Inflasi merupakan salah satu indikator perekonomian makro untuk menggambarkan suatu perekonomian agregrat suatu negara. Inflasi harus dikendalikan agar fluktuasi harga tidak signifikan. Fluktuasi harga yang tinggi tidak disukai oleh calon investor. Hal ini akan mempengaruhi perekonomian suatu negara karena berdampak pada investasi,konsumsi dan produksi.
Jenis Inflasi:
Jenis-jenis inflasi :
Inflasi dapat digolongkan menjadi berikut ini :
a. Penggolongan didasarkan pada parah tidaknya inflasi
1. Inflasi ringan (dibawah 10% setahun).
2. Inflasi sedang (antara 10-30% setahun).
3. Inflasi berat(antara 30%-100% setahun).
4. Hiperinflasi (diatas 100% setahun).
Inflasi dan Harga
Inflasi yang stabil menjamin kelangsungan kegiatan perekonomian rakyat. Oleh karena itu,pemerintah perlu menaruh perhatian tinggi terhadap inflasi. Fluktuasi inflasi,secara langsung dapat mengganggu pertumbuhan ekonomi masyarakat. Berikut ini beberapa dampak inflasi terhadap kondisi perekonomian masyarakat.
- Inflasi yang tinggi akan mempengaruhi nilai real bagi pendapatan masyarakat. Pendapatan real masyarakat yang turun akan berakibat pada menurunnya standar hidup masyarakat.
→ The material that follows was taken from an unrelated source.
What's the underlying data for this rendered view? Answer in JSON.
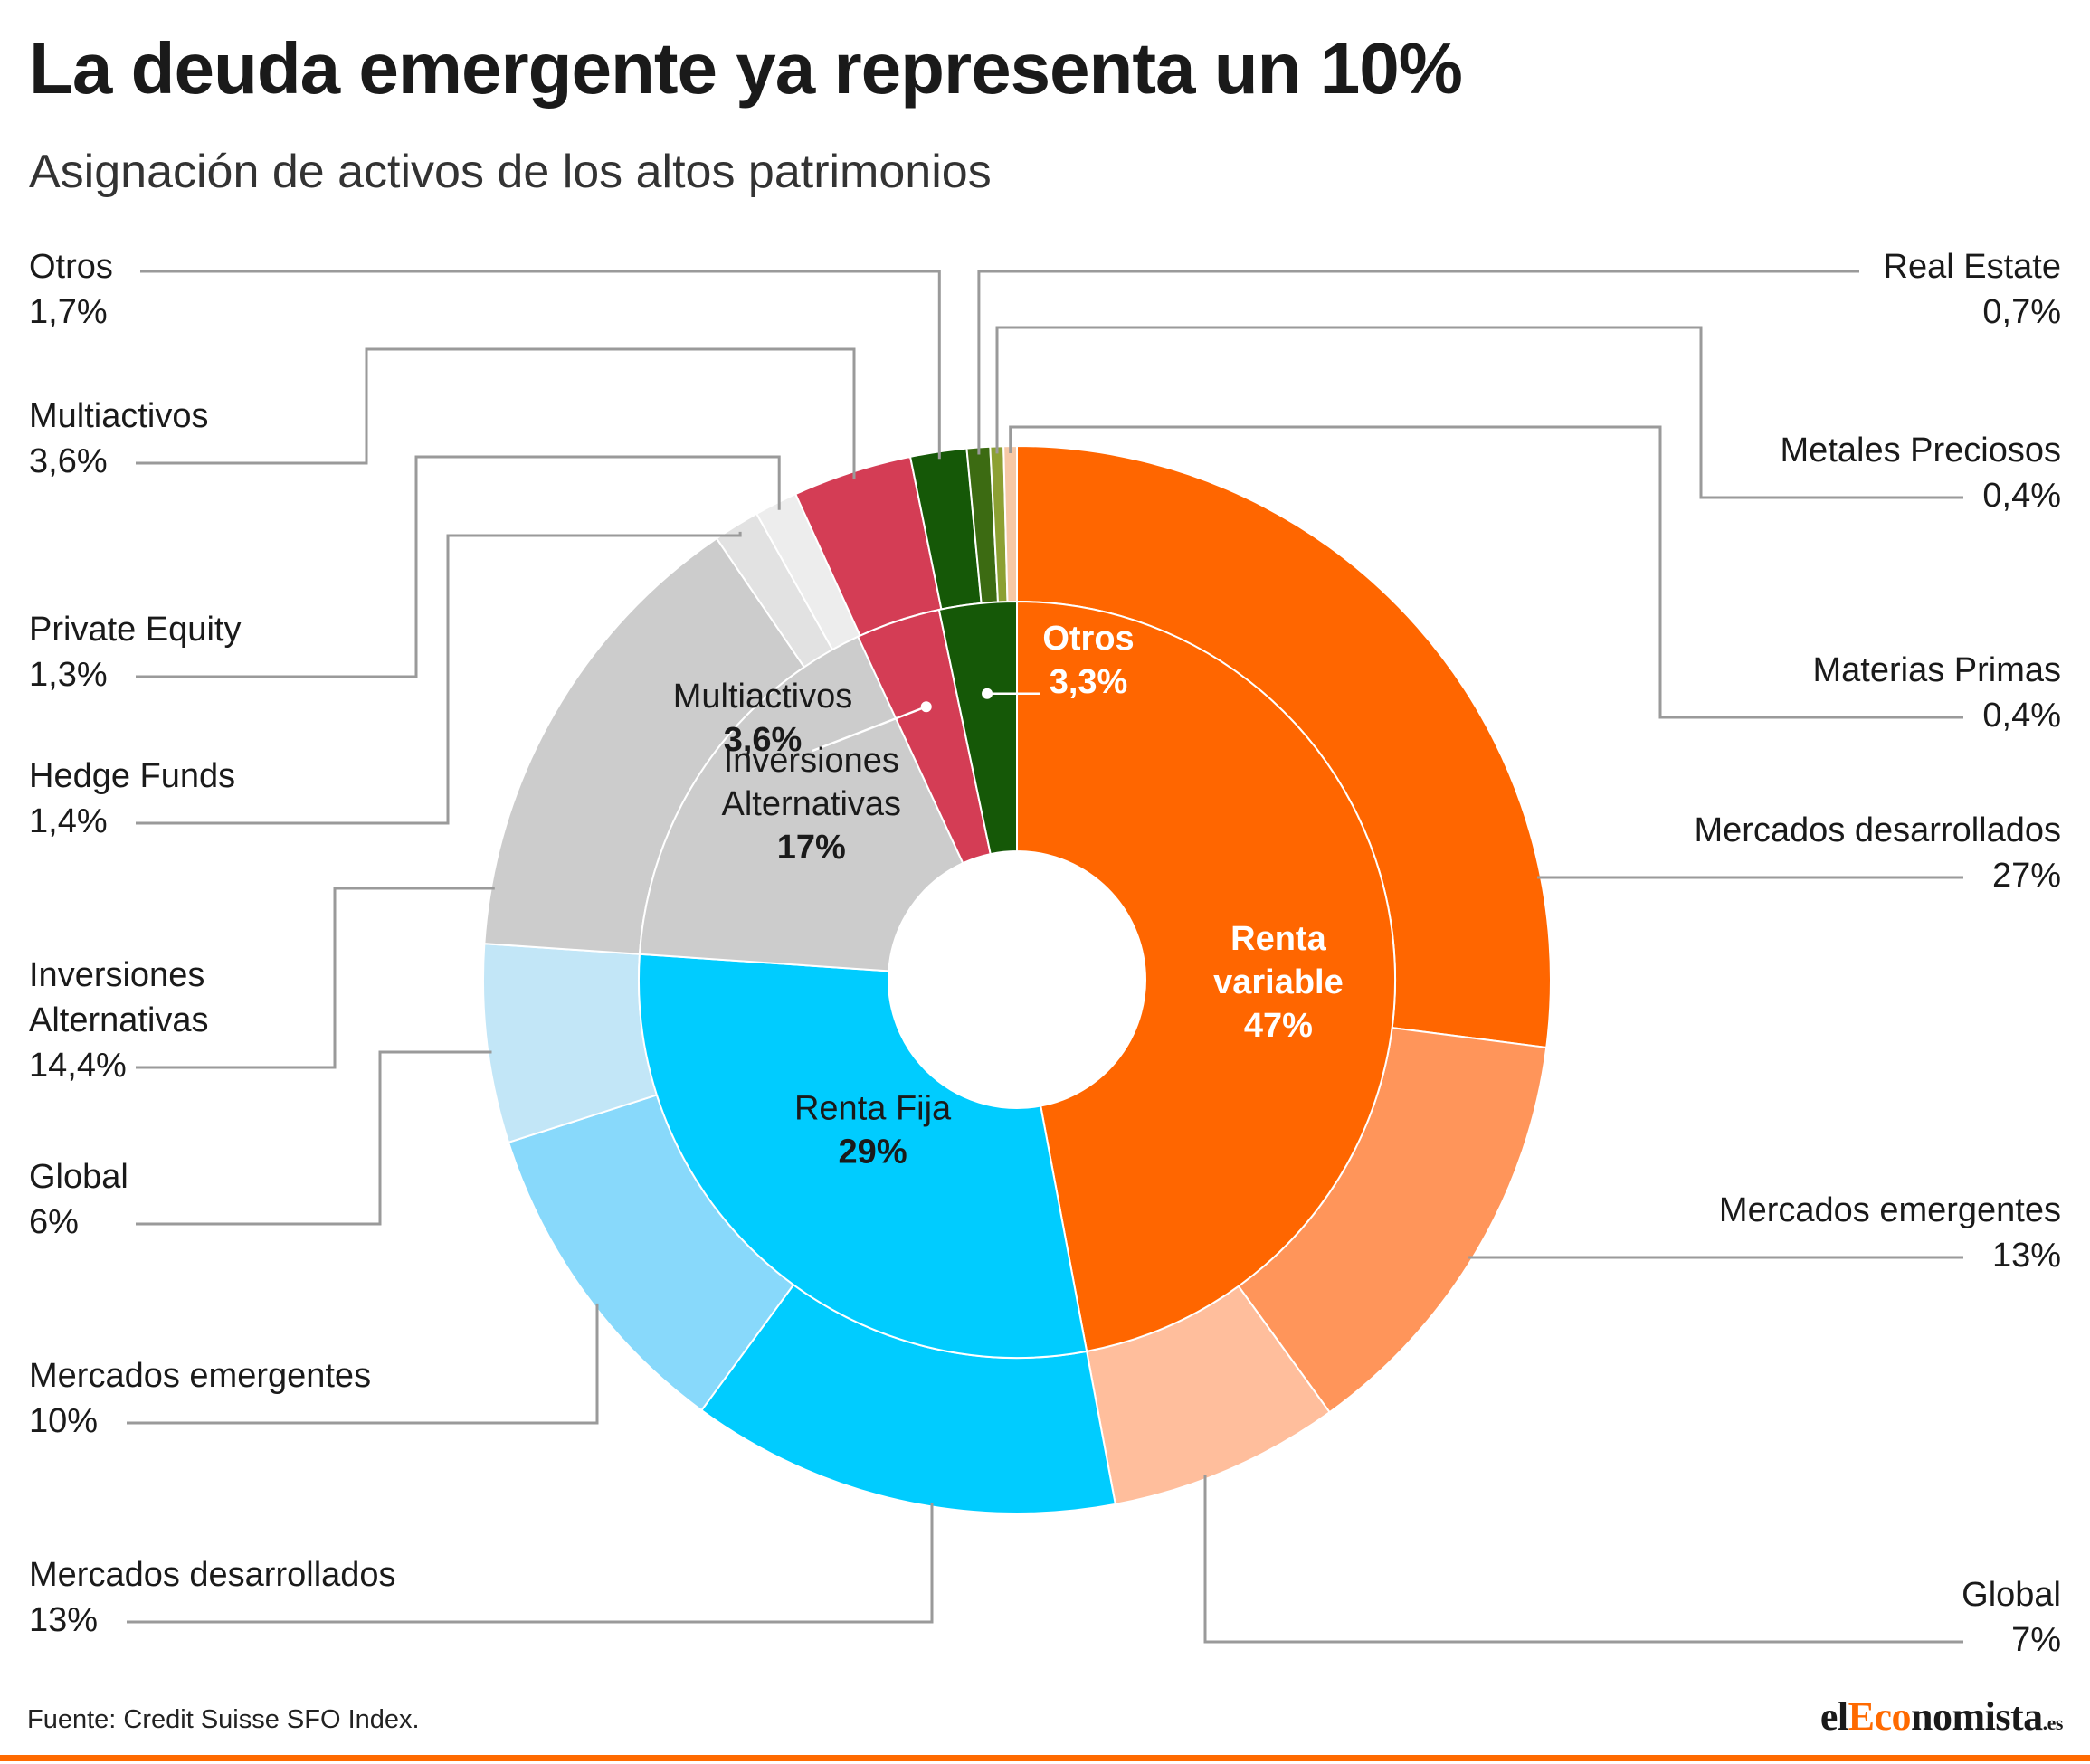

Maka akan mempersulit kehidupan masyarakat.
- Ketidakstabilan inflasi akan meningkatkan ketidakpastian. Meningkatnya ketidakpastian akan berakibat pada pengambilan keputusan masyarakat terkai faktor-faktor investasi,konsumsi dan produksi.
- Tingkat inflasi yang lebih tinggi dibanding negara lain akan membuat tingkat bunga domestik tidak kompetitif bila dibandingkan dengan negara lain. Hal ini akan berakibat pada tertekannya nilai tukar rupiah terhadap mata uang asing.